Monday 11 June 2012

Undocumented feature - interrupt - part two

Carrying on from part one, I want to look at the functionality available using the undocumented interrupt command and see if I can find alternatives, preferably documented ones. So let's go through the known numeric codes...


0 - File information


Always a good place to start.  In this case you pass in the filename in the second parameter and $result is populated with a list of information about the file.  If the file does not exist the $status will be -1, so it could also be used for this check, but assuming it does exist then it will be 0.  


In the information on PUUU, $result will return the following list of properties...

  • Path
  • DiskDir
  • Name
  • Type
  • Version
  • Attrib
  • RecSize
  • Filesize

Here's some example code for you...

  interrupt(0,"test.txt")
  if $status < 0 )
    ;file doesn't exist
  else
    list = $result
    name = $item("Name",list)
    type = $item("Type",list)
    vers = $item("Version",list)
    attr = $item("Attrib",list)
  endif

You may notice that I am only referencing a subset of the properties in this example.  This because I've tested this in Uniface 9.5 and I only get these properties in the list.  This is the problem with undocumented features.  Assuming the information on PUUU was accurate when tested in Uniface 7.2, this functionality has changed and some properties are no longer being returned.  I hope no one was relying on them!

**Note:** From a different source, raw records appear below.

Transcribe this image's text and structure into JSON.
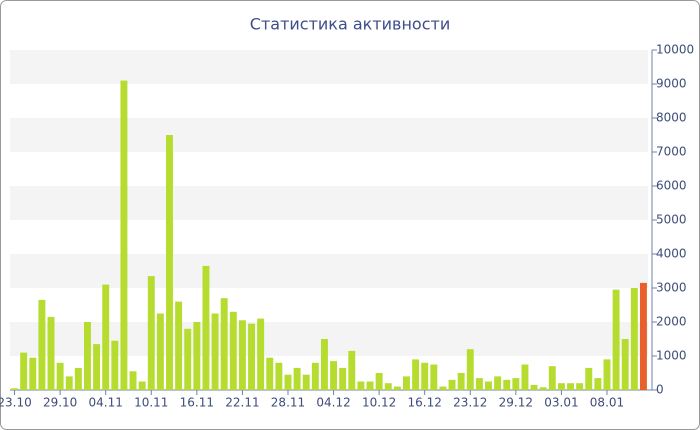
{
  "chart_data": {
    "type": "bar",
    "title": "Статистика активности",
    "categories": [
      "23.10",
      null,
      null,
      null,
      null,
      "29.10",
      null,
      null,
      null,
      null,
      "04.11",
      null,
      null,
      null,
      null,
      "10.11",
      null,
      null,
      null,
      null,
      "16.11",
      null,
      null,
      null,
      null,
      "22.11",
      null,
      null,
      null,
      null,
      "28.11",
      null,
      null,
      null,
      null,
      "04.12",
      null,
      null,
      null,
      null,
      "10.12",
      null,
      null,
      null,
      null,
      "16.12",
      null,
      null,
      null,
      null,
      "23.12",
      null,
      null,
      null,
      null,
      "29.12",
      null,
      null,
      null,
      null,
      "03.01",
      null,
      null,
      null,
      null,
      "08.01",
      null,
      null,
      null,
      null
    ],
    "values": [
      50,
      1100,
      950,
      2650,
      2150,
      800,
      400,
      650,
      2000,
      1350,
      3100,
      1450,
      9100,
      550,
      250,
      3350,
      2250,
      7500,
      2600,
      1800,
      2000,
      3650,
      2250,
      2700,
      2300,
      2050,
      1950,
      2100,
      950,
      800,
      450,
      650,
      450,
      800,
      1500,
      850,
      650,
      1150,
      250,
      250,
      500,
      200,
      100,
      400,
      900,
      800,
      750,
      100,
      300,
      500,
      1200,
      350,
      250,
      400,
      300,
      350,
      750,
      150,
      80,
      700,
      200,
      200,
      200,
      650,
      350,
      900,
      2950,
      1500,
      3000,
      3150
    ],
    "color": "#b5dc2f",
    "current_color": "#e8612c",
    "ylim": [
      0,
      10000
    ],
    "yticks": [
      0,
      1000,
      2000,
      3000,
      4000,
      5000,
      6000,
      7000,
      8000,
      9000,
      10000
    ],
    "grid": true
  }
}
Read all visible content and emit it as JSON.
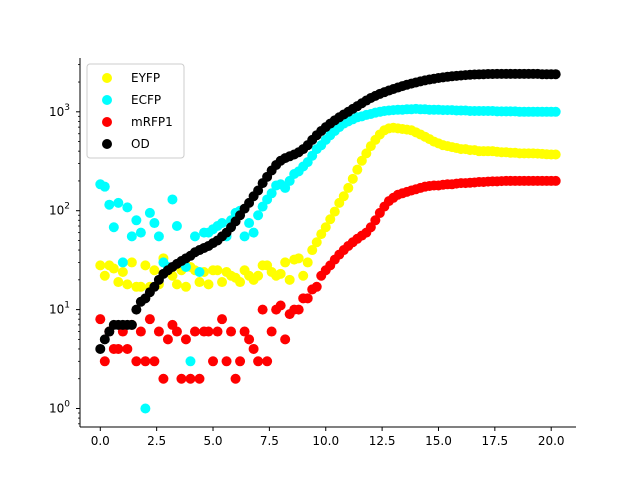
{
  "chart_data": {
    "type": "scatter",
    "title": "",
    "xlabel": "",
    "ylabel": "",
    "x_scale": "linear",
    "y_scale": "log",
    "xlim": [
      -0.9,
      21.1
    ],
    "ylim": [
      0.65,
      3500
    ],
    "x_ticks": [
      {
        "value": 0,
        "label": "0.0"
      },
      {
        "value": 2.5,
        "label": "2.5"
      },
      {
        "value": 5,
        "label": "5.0"
      },
      {
        "value": 7.5,
        "label": "7.5"
      },
      {
        "value": 10,
        "label": "10.0"
      },
      {
        "value": 12.5,
        "label": "12.5"
      },
      {
        "value": 15,
        "label": "15.0"
      },
      {
        "value": 17.5,
        "label": "17.5"
      },
      {
        "value": 20,
        "label": "20.0"
      }
    ],
    "y_ticks": [
      {
        "value": 1,
        "base": "10",
        "exp": "0"
      },
      {
        "value": 10,
        "base": "10",
        "exp": "1"
      },
      {
        "value": 100,
        "base": "10",
        "exp": "2"
      },
      {
        "value": 1000,
        "base": "10",
        "exp": "3"
      }
    ],
    "grid": false,
    "legend_position": "upper-left",
    "series": [
      {
        "name": "EYFP",
        "color": "#ffff00",
        "x": [
          0.0,
          0.2,
          0.4,
          0.6,
          0.8,
          1.0,
          1.2,
          1.4,
          1.6,
          1.8,
          2.0,
          2.2,
          2.4,
          2.6,
          2.8,
          3.0,
          3.2,
          3.4,
          3.6,
          3.8,
          4.0,
          4.2,
          4.4,
          4.6,
          4.8,
          5.0,
          5.2,
          5.4,
          5.6,
          5.8,
          6.0,
          6.2,
          6.4,
          6.6,
          6.8,
          7.0,
          7.2,
          7.4,
          7.6,
          7.8,
          8.0,
          8.2,
          8.4,
          8.6,
          8.8,
          9.0,
          9.2,
          9.4,
          9.6,
          9.8,
          10.0,
          10.2,
          10.4,
          10.6,
          10.8,
          11.0,
          11.2,
          11.4,
          11.6,
          11.8,
          12.0,
          12.2,
          12.4,
          12.6,
          12.8,
          13.0,
          13.2,
          13.4,
          13.6,
          13.8,
          14.0,
          14.2,
          14.4,
          14.6,
          14.8,
          15.0,
          15.2,
          15.4,
          15.6,
          15.8,
          16.0,
          16.2,
          16.4,
          16.6,
          16.8,
          17.0,
          17.2,
          17.4,
          17.6,
          17.8,
          18.0,
          18.2,
          18.4,
          18.6,
          18.8,
          19.0,
          19.2,
          19.4,
          19.6,
          19.8,
          20.0,
          20.2
        ],
        "y": [
          28,
          22,
          28,
          26,
          19,
          24,
          18,
          30,
          17,
          17,
          28,
          17,
          25,
          18,
          33,
          25,
          22,
          18,
          25,
          17,
          27,
          25,
          19,
          24,
          18,
          25,
          25,
          19,
          24,
          22,
          21,
          19,
          25,
          22,
          20,
          22,
          28,
          28,
          24,
          22,
          23,
          30,
          20,
          32,
          33,
          22,
          30,
          40,
          48,
          58,
          68,
          82,
          98,
          120,
          140,
          170,
          210,
          260,
          320,
          380,
          450,
          520,
          590,
          650,
          680,
          690,
          680,
          670,
          660,
          650,
          620,
          590,
          560,
          530,
          500,
          480,
          460,
          450,
          440,
          430,
          420,
          420,
          410,
          410,
          400,
          400,
          400,
          400,
          395,
          390,
          390,
          385,
          385,
          380,
          380,
          380,
          380,
          378,
          375,
          372,
          370,
          370
        ]
      },
      {
        "name": "ECFP",
        "color": "#00ffff",
        "x": [
          0.0,
          0.2,
          0.4,
          0.6,
          0.8,
          1.0,
          1.2,
          1.4,
          1.6,
          1.8,
          2.0,
          2.2,
          2.4,
          2.6,
          2.8,
          3.0,
          3.2,
          3.4,
          3.6,
          3.8,
          4.0,
          4.2,
          4.4,
          4.6,
          4.8,
          5.0,
          5.2,
          5.4,
          5.6,
          5.8,
          6.0,
          6.2,
          6.4,
          6.6,
          6.8,
          7.0,
          7.2,
          7.4,
          7.6,
          7.8,
          8.0,
          8.2,
          8.4,
          8.6,
          8.8,
          9.0,
          9.2,
          9.4,
          9.6,
          9.8,
          10.0,
          10.2,
          10.4,
          10.6,
          10.8,
          11.0,
          11.2,
          11.4,
          11.6,
          11.8,
          12.0,
          12.2,
          12.4,
          12.6,
          12.8,
          13.0,
          13.2,
          13.4,
          13.6,
          13.8,
          14.0,
          14.2,
          14.4,
          14.6,
          14.8,
          15.0,
          15.2,
          15.4,
          15.6,
          15.8,
          16.0,
          16.2,
          16.4,
          16.6,
          16.8,
          17.0,
          17.2,
          17.4,
          17.6,
          17.8,
          18.0,
          18.2,
          18.4,
          18.6,
          18.8,
          19.0,
          19.2,
          19.4,
          19.6,
          19.8,
          20.0,
          20.2
        ],
        "y": [
          185,
          175,
          115,
          68,
          120,
          30,
          108,
          55,
          80,
          60,
          1,
          95,
          75,
          55,
          30,
          27,
          130,
          70,
          30,
          27,
          3,
          55,
          24,
          60,
          60,
          65,
          70,
          75,
          55,
          80,
          95,
          100,
          55,
          75,
          60,
          90,
          110,
          130,
          150,
          180,
          185,
          170,
          200,
          235,
          250,
          280,
          310,
          360,
          420,
          460,
          520,
          580,
          640,
          700,
          760,
          800,
          840,
          880,
          900,
          930,
          950,
          980,
          1000,
          1020,
          1030,
          1040,
          1050,
          1050,
          1060,
          1060,
          1070,
          1060,
          1060,
          1050,
          1050,
          1050,
          1040,
          1040,
          1040,
          1030,
          1030,
          1030,
          1020,
          1020,
          1020,
          1020,
          1020,
          1020,
          1010,
          1010,
          1010,
          1010,
          1010,
          1000,
          1000,
          1000,
          1000,
          1000,
          1000,
          1000,
          1000,
          1000
        ]
      },
      {
        "name": "mRFP1",
        "color": "#ff0000",
        "x": [
          0.0,
          0.2,
          0.4,
          0.6,
          0.8,
          1.0,
          1.2,
          1.4,
          1.6,
          1.8,
          2.0,
          2.2,
          2.4,
          2.6,
          2.8,
          3.0,
          3.2,
          3.4,
          3.6,
          3.8,
          4.0,
          4.2,
          4.4,
          4.6,
          4.8,
          5.0,
          5.2,
          5.4,
          5.6,
          5.8,
          6.0,
          6.2,
          6.4,
          6.6,
          6.8,
          7.0,
          7.2,
          7.4,
          7.6,
          7.8,
          8.0,
          8.2,
          8.4,
          8.6,
          8.8,
          9.0,
          9.2,
          9.4,
          9.6,
          9.8,
          10.0,
          10.2,
          10.4,
          10.6,
          10.8,
          11.0,
          11.2,
          11.4,
          11.6,
          11.8,
          12.0,
          12.2,
          12.4,
          12.6,
          12.8,
          13.0,
          13.2,
          13.4,
          13.6,
          13.8,
          14.0,
          14.2,
          14.4,
          14.6,
          14.8,
          15.0,
          15.2,
          15.4,
          15.6,
          15.8,
          16.0,
          16.2,
          16.4,
          16.6,
          16.8,
          17.0,
          17.2,
          17.4,
          17.6,
          17.8,
          18.0,
          18.2,
          18.4,
          18.6,
          18.8,
          19.0,
          19.2,
          19.4,
          19.6,
          19.8,
          20.0,
          20.2
        ],
        "y": [
          8,
          3,
          6,
          4,
          4,
          6,
          4,
          7,
          3,
          6,
          3,
          8,
          3,
          6,
          2,
          5,
          7,
          6,
          2,
          5,
          2,
          6,
          2,
          6,
          6,
          3,
          6,
          8,
          3,
          6,
          2,
          3,
          6,
          5,
          4,
          3,
          10,
          3,
          6,
          10,
          11,
          5,
          9,
          10,
          10,
          13,
          13,
          16,
          17,
          22,
          25,
          28,
          32,
          36,
          40,
          44,
          48,
          52,
          56,
          60,
          68,
          80,
          95,
          110,
          125,
          135,
          145,
          150,
          155,
          160,
          165,
          170,
          175,
          178,
          180,
          180,
          183,
          185,
          185,
          188,
          190,
          190,
          192,
          193,
          195,
          195,
          197,
          198,
          198,
          199,
          200,
          200,
          200,
          200,
          200,
          200,
          200,
          200,
          200,
          200,
          200,
          200
        ]
      },
      {
        "name": "OD",
        "color": "#000000",
        "x": [
          0.0,
          0.2,
          0.4,
          0.6,
          0.8,
          1.0,
          1.2,
          1.4,
          1.6,
          1.8,
          2.0,
          2.2,
          2.4,
          2.6,
          2.8,
          3.0,
          3.2,
          3.4,
          3.6,
          3.8,
          4.0,
          4.2,
          4.4,
          4.6,
          4.8,
          5.0,
          5.2,
          5.4,
          5.6,
          5.8,
          6.0,
          6.2,
          6.4,
          6.6,
          6.8,
          7.0,
          7.2,
          7.4,
          7.6,
          7.8,
          8.0,
          8.2,
          8.4,
          8.6,
          8.8,
          9.0,
          9.2,
          9.4,
          9.6,
          9.8,
          10.0,
          10.2,
          10.4,
          10.6,
          10.8,
          11.0,
          11.2,
          11.4,
          11.6,
          11.8,
          12.0,
          12.2,
          12.4,
          12.6,
          12.8,
          13.0,
          13.2,
          13.4,
          13.6,
          13.8,
          14.0,
          14.2,
          14.4,
          14.6,
          14.8,
          15.0,
          15.2,
          15.4,
          15.6,
          15.8,
          16.0,
          16.2,
          16.4,
          16.6,
          16.8,
          17.0,
          17.2,
          17.4,
          17.6,
          17.8,
          18.0,
          18.2,
          18.4,
          18.6,
          18.8,
          19.0,
          19.2,
          19.4,
          19.6,
          19.8,
          20.0,
          20.2
        ],
        "y": [
          4,
          5,
          6,
          7,
          7,
          7,
          7,
          7,
          10,
          12,
          13,
          15,
          17,
          20,
          23,
          25,
          27,
          29,
          31,
          33,
          35,
          38,
          40,
          42,
          44,
          47,
          50,
          55,
          60,
          68,
          78,
          90,
          105,
          120,
          140,
          160,
          190,
          220,
          255,
          290,
          320,
          340,
          355,
          370,
          390,
          420,
          460,
          520,
          580,
          640,
          700,
          760,
          820,
          880,
          940,
          1000,
          1070,
          1140,
          1220,
          1300,
          1380,
          1450,
          1520,
          1580,
          1640,
          1700,
          1760,
          1820,
          1880,
          1930,
          1980,
          2030,
          2080,
          2120,
          2160,
          2200,
          2230,
          2260,
          2290,
          2310,
          2330,
          2350,
          2370,
          2380,
          2390,
          2400,
          2410,
          2410,
          2420,
          2420,
          2420,
          2420,
          2420,
          2420,
          2420,
          2420,
          2420,
          2420,
          2400,
          2400,
          2400,
          2400
        ]
      }
    ]
  }
}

So what if we didn't have the interrupt command, could we still access this information?  My first though was "yes", using $fileproperties or $lfileproperties, which are well documented.  This has the following properties (or "topics")...

  • FILETYPE
  • FILESIZE
  • FULLPATH
  • CREATIONDATE
  • MODIFICATIONDATE
  • ACCESSDATE
  • FILEATTRIBUTES
  • COMPRESSEDSIZE
  • CHECKSUM
  • METHOD
  • ZIPFILENAME

Unfortunately when I compare the output of the two, I don't really get any correlation at all.  For my "test.txt" file...

  • Name = "test"
  • Type = "txt"
  • Version = ""
  • Attrib = "UUU"

I have no idea what the attributes "UUU" means, but the topic FILEATTRIBUTES returns a much more sensible "A", meaning that the file is archived and not hidden or system, etc.  Also version is blank, so I don't know if that genuinely is the version, or whether this property is no longer being populated correctly, making it very hard to investigate.

When it comes to name and type, these seem to be a simple case of cutting up the filename, rather than actually being file properties in themselves.  I could compare the performance of the string manipulation over the call to interrupt, but I think in this case I'm going to accept that this command doesn't return any useful information, and disregard it.


1 - Unknown


I have not found any indication of what functionality this might be, but given the incremental nature of the numeric code I have to assume it does something.  My first thought was that it might be the same as "0" but for folders instead of files, unfortunately it always returns a $status of -1 and $result is unaffected.  I tried folders, subfolders, filenames and a blank string, with no difference in behaviour.  I'm giving up, for now.


Summary: Numeric codes "0" and "1" don't seem to be useful.  I'll continue in the next part.